When I was eleven, I played Oliver in a production of the Lionel Bart musical. The line I struggled with most was ‘Please, Sir, I want some more.’ It’s a ridiculous line. No one would say that. They’d say, ‘Excuse me, Sir, if there’s still some gruel in the pot, maybe just some burnt bits at the bottom, and you don’t have plans to make something lovely from it, for tomorrow, perhaps, given how thrifty you are, do you think we could share it out among the boys, if we’re very careful?’ That’s what I’d say.
If Oliver were an entrepreneur, he’d probably do quite well. I admire people who can ask for things, especially money, often because they seem to have gathered a lot of it. It took me two years of running a business to learn how to chase down an unpaid invoice. And I still feel awkward when we ask customers to pay for books before we dispatch them, even though we’ve learned again and again that it’s the only way to get paid. So when I decided recently that we had to borrow money to finish our new trc.me project, it took me a week and a telling off from Michelle to start making it happen.
The way we borrow money at EBW – we’ve done this before with great success – is to invite debentures: interest-bearing loans for a particular project. While inviting them feels unseemly to me – and perhaps because of that feeling – we have a solid record of taking and repaying debentures with interest and producing great products as a result. (I explain more about this in my letter inviting the debentures.)
The debentures are good for us because we don’t give away equity, have to field input from investors that can distract us, or have to spend hours of valuable time on detailed pitches. We’re certain of what we’re building, and we want to get it shipped. Each debenture is small enough that we can afford to pay it back at short notice if asked. And while we offer an interest rate much better than you’d get from any low-risk deposit account, for us it’s cheaper than borrowing from the bank.
If we do get trc.me shipped in the next month as we plan, it’ll be because a small bunch of awesome people believed in us, again.
(working screen, design in development)
Tag anything. And if you see a tag in the wild, flag it. See your tags and flags mapped on trc.me.
- Running a business? Tag your products to see where they go.
- Tag a book before you lend it out or give it away, and watch where it goes.
- Tag your backpack before a trip, and raise a flag at each stop to record your journey.

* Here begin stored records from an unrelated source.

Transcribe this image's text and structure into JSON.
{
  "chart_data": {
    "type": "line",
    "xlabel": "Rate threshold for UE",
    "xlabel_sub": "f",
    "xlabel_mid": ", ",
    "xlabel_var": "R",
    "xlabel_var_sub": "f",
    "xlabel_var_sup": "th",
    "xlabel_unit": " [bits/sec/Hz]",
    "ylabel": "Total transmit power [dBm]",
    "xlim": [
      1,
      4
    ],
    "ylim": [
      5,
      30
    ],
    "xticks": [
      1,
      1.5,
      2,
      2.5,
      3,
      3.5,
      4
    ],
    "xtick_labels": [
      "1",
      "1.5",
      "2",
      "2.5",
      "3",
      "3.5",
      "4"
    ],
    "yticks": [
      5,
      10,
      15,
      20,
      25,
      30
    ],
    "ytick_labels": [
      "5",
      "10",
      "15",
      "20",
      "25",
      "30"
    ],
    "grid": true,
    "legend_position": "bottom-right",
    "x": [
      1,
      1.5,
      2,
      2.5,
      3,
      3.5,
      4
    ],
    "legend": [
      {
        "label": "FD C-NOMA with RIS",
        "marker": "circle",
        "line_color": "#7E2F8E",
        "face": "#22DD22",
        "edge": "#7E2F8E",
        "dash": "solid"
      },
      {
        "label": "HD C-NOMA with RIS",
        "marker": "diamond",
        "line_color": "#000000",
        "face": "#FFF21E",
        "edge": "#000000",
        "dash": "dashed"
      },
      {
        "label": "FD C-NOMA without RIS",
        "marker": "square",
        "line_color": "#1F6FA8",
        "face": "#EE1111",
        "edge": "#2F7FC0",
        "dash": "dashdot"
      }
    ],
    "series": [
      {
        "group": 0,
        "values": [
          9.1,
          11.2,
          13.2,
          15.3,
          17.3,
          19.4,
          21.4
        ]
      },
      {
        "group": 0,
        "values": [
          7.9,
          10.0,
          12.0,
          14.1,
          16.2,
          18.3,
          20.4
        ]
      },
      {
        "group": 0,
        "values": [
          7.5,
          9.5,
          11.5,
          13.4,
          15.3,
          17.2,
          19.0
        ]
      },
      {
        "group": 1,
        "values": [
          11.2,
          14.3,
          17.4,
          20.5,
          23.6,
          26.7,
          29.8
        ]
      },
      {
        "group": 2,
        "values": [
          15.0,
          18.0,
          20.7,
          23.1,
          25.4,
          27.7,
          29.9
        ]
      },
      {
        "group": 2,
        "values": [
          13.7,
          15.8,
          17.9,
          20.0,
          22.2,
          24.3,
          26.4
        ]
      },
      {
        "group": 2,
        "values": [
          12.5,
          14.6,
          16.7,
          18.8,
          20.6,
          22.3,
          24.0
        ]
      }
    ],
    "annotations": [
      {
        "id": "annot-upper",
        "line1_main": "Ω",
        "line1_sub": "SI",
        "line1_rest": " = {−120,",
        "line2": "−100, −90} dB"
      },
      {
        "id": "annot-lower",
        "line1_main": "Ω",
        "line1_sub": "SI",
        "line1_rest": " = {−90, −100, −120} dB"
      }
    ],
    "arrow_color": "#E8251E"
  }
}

- Tag things you might lose – your diary, laptop, gym bag, jacket. Your children’s stuff too.
- Got a garden gnome hungry for travel? Tag him and put him on a train!
Tagging something takes seconds on trc.me. Put your tag’s unique URL on the thing you’ve tagged. Then visit trc.me to see where it gets flagged.
As you tag things and raise flags, you earn points and badges. You can also win real-world rewards by flagging a company’s tagged products.